Im really stuck with this one so any help would be appreciated.

I have the expression data for 28 different tissues. The matrix I create will look something like below but with 28 tissues and around 50k rows:

```
tissue1 tissue2 tissue3 .....etc....
gene1
gene2
gene3
etc..
```

I'm going to use limma's "normalizeBetweenArrays()" function to quantile normalise the data. I cant figure out whether I should be filling the matrix with the raw rpkm values or the log2 normalised values for entry into the limma function. Which one should it be?

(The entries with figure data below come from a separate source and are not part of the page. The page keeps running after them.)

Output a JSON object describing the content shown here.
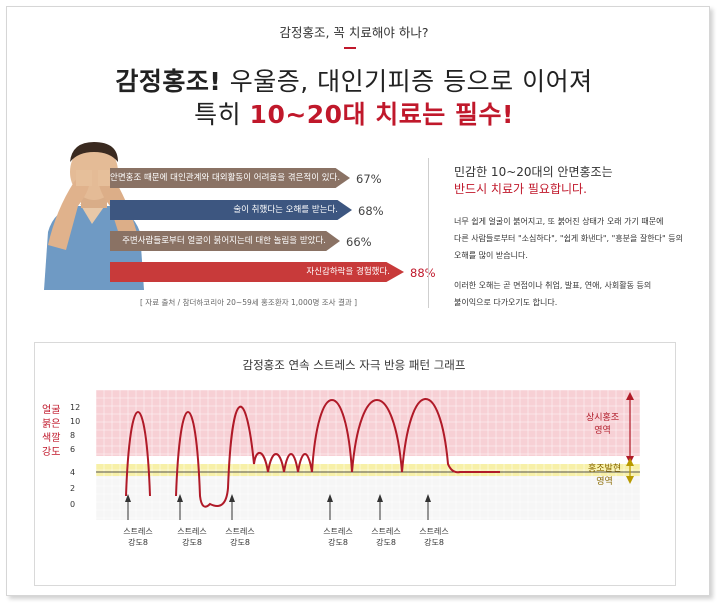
{
  "header": {
    "subtitle": "감정홍조, 꼭 치료해야 하나?",
    "line1_bold": "감정홍조!",
    "line1_rest": " 우울증, 대인기피증 등으로 이어져",
    "line2_lead": "특히 ",
    "line2_red": "10~20대 치료는 필수!"
  },
  "survey": {
    "items": [
      {
        "text": "안면홍조 때문에 대인관계와 대외활동이 어려움을 겪은적이 있다.",
        "pct": "67%",
        "value": 67,
        "color": "#8a7264"
      },
      {
        "text": "술이 취했다는 오해를 받는다.",
        "pct": "68%",
        "value": 68,
        "color": "#3d5680"
      },
      {
        "text": "주변사람들로부터 얼굴이 붉어지는데 대한 놀림을 받았다.",
        "pct": "66%",
        "value": 66,
        "color": "#8a7264"
      },
      {
        "text": "자신감하락을 경험했다.",
        "pct": "88%",
        "value": 88,
        "color": "#c83a3a"
      }
    ],
    "note": "[ 자료 출처 / 참더하코리아 20~59세 홍조환자 1,000명 조사 결과 ]"
  },
  "right_panel": {
    "title1": "민감한 10~20대의 안면홍조는",
    "title2": "반드시 치료가 필요합니다.",
    "para1": [
      "너무 쉽게 얼굴이 붉어지고, 또 붉어진 상태가 오래 가기 때문에",
      "다른 사람들로부터 \"소심하다\", \"쉽게 화낸다\", \"흥분을 잘한다\" 등의",
      "오해를 많이 받습니다."
    ],
    "para2": [
      "이러한 오해는 곧 면접이나 취업, 발표, 연애, 사회활동 등의",
      "불이익으로 다가오기도 합니다."
    ]
  },
  "chart": {
    "title": "감정홍조 연속 스트레스 자극 반응 패턴 그래프",
    "ylabel": [
      "얼굴",
      "붉은",
      "색깔",
      "강도"
    ],
    "ticks": [
      "12",
      "10",
      "8",
      "6",
      "4",
      "2",
      "0"
    ],
    "zone_high": [
      "상시홍조",
      "영역"
    ],
    "zone_mid": [
      "홍조발현",
      "영역"
    ],
    "stimulus_label": [
      "스트레스",
      "강도8"
    ],
    "colors": {
      "high_zone": "#f7d0d5",
      "mid_zone": "#f7f0a8",
      "curve": "#b01a28",
      "baseline": "#555555"
    }
  },
  "chart_data": {
    "type": "line",
    "title": "감정홍조 연속 스트레스 자극 반응 패턴 그래프",
    "ylabel": "얼굴 붉은 색깔 강도",
    "ylim": [
      0,
      12
    ],
    "stimuli": [
      {
        "label": "스트레스 강도8"
      },
      {
        "label": "스트레스 강도8"
      },
      {
        "label": "스트레스 강도8"
      },
      {
        "label": "스트레스 강도8"
      },
      {
        "label": "스트레스 강도8"
      },
      {
        "label": "스트레스 강도8"
      }
    ],
    "zones": [
      {
        "name": "상시홍조 영역",
        "from": 6,
        "to": 13
      },
      {
        "name": "홍조발현 영역",
        "from": 3.5,
        "to": 5
      }
    ],
    "series": [
      {
        "values": [
          1,
          12,
          1,
          12,
          0,
          12,
          5,
          4,
          5,
          4,
          5,
          4,
          12,
          4,
          13,
          4,
          13,
          4,
          4
        ]
      }
    ]
  }
}
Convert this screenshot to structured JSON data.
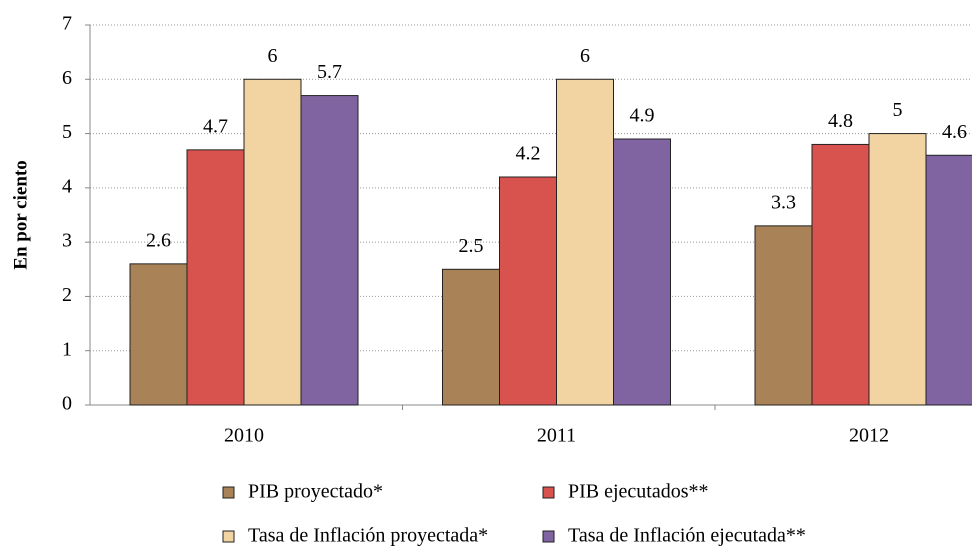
{
  "chart_data": {
    "type": "bar",
    "y_label": "En por ciento",
    "categories": [
      "2010",
      "2011",
      "2012"
    ],
    "series": [
      {
        "name": "PIB proyectado*",
        "color": "#a98357",
        "values": [
          2.6,
          2.5,
          3.3
        ]
      },
      {
        "name": "PIB ejecutados**",
        "color": "#d9534e",
        "values": [
          4.7,
          4.2,
          4.8
        ]
      },
      {
        "name": "Tasa de Inflación proyectada*",
        "color": "#f2d3a2",
        "values": [
          6,
          6,
          5
        ]
      },
      {
        "name": "Tasa de Inflación ejecutada**",
        "color": "#8064a2",
        "values": [
          5.7,
          4.9,
          4.6
        ]
      }
    ],
    "ylim": [
      0,
      7
    ],
    "yticks": [
      0,
      1,
      2,
      3,
      4,
      5,
      6,
      7
    ],
    "grid": true,
    "legend": "bottom"
  }
}
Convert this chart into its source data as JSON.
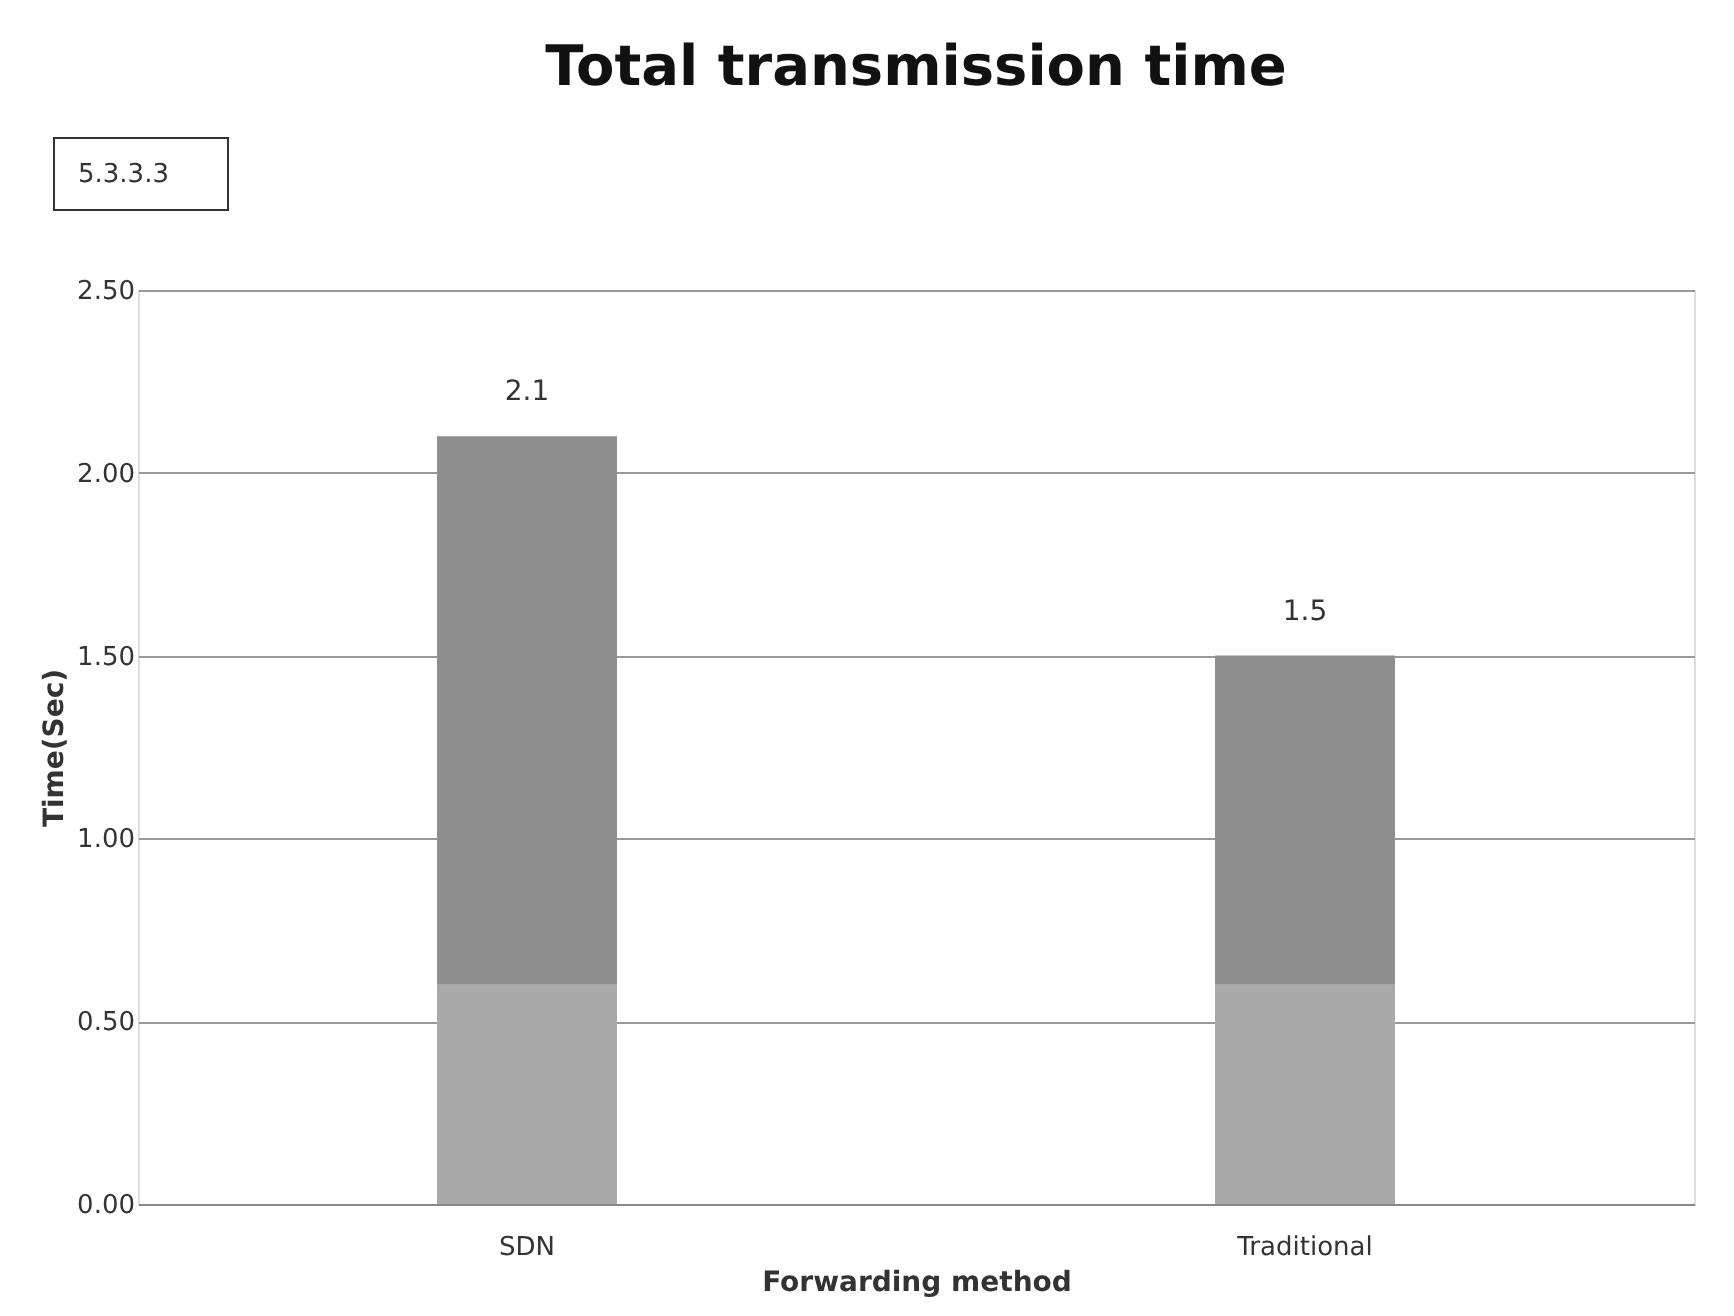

EDIT: I do get how quantile normalisation works, but I just dont know whether it is correct to use it on log2 values. I have read some resources on this hwoever no one is clear about what the input is.

Thanks,

Kenneth

Look at WIKI-link:

https://en.wikipedia.org/wiki/Quantile_normalization

Without theory see this recent paper as an example:

Comparison of normalization and differential expression analyses using RNA-Seq data from 726 individual Drosophila melanogaster

https://www.ncbi.nlm.nih.gov/pmc/articles/PMC4702322/

Also see thist post and articles mentioned in the bottom:

Normalization Of Gene Expression Using Rnaseq Rpkm Values

OP didn't ask for an explanation of quantile normalisation... sharing links can be helpful, but these don't appear to be specifically about this question. If the answer to his question is somewhere on those pages, why don't you give the answer and refer to the pages for further explanation?